The "[0]" after "OPEN" says to skip 0 constants ahead after declaring it; the normal action is to skip 1 ahead. So "OPEN" and "OUT" will be declared to have the same value. If it had read "OPEN[4], OUT" then "OUT" would be "OPEN + 4".

I think it's a bad idea to use the square brackets inside CON declarations, but they are legal.
• Posts: 6,221
edited 2019-04-14 - 20:42:06
I erred, too.
My style is to code as obvious as possible.
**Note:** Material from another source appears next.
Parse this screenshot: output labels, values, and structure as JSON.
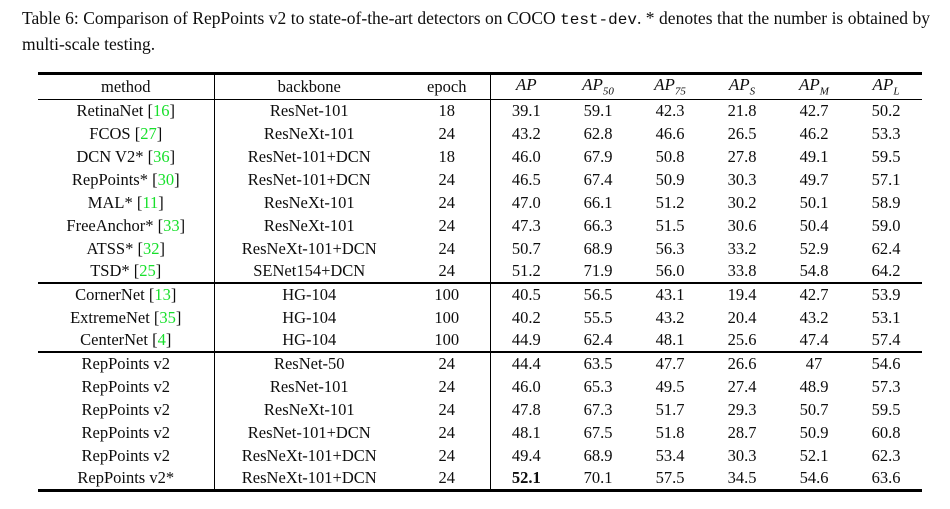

While the index mechanism works and is legal, I would probably code it like this:
```con
#-1, OPEN, #-1, OUT, CLOSE
```

I think it's a bad idea to use the square brackets inside CON declarations...
Agreed.

Jon McPhalen
Hollywood, CA
It's Jon or JonnyMac -- please do not call me Jonny.
• Posts: 5,934
I think you need a # before the second -1. Even more obvious would be:
```con
OPEN = -1, OUT = -1, CLOSE = 0
```
• Posts: 6,221
Fixed -- posted too early.

If one is going to skip the enumeration, I think it best to put definitions on their own lines. That's my preference, anyway.
Jon McPhalen
Hollywood, CA
It's Jon or JonnyMac -- please do not call me Jonny.
• Posts: 25
ersmith wrote: »
I think it's a bad idea to use the square brackets inside CON declarations, but they are legal.

If it is used for VAR, for example, like "X[0], Y", may produce same address for both X and Y.
Using same algorithm for CON may produce same value for both X and Y.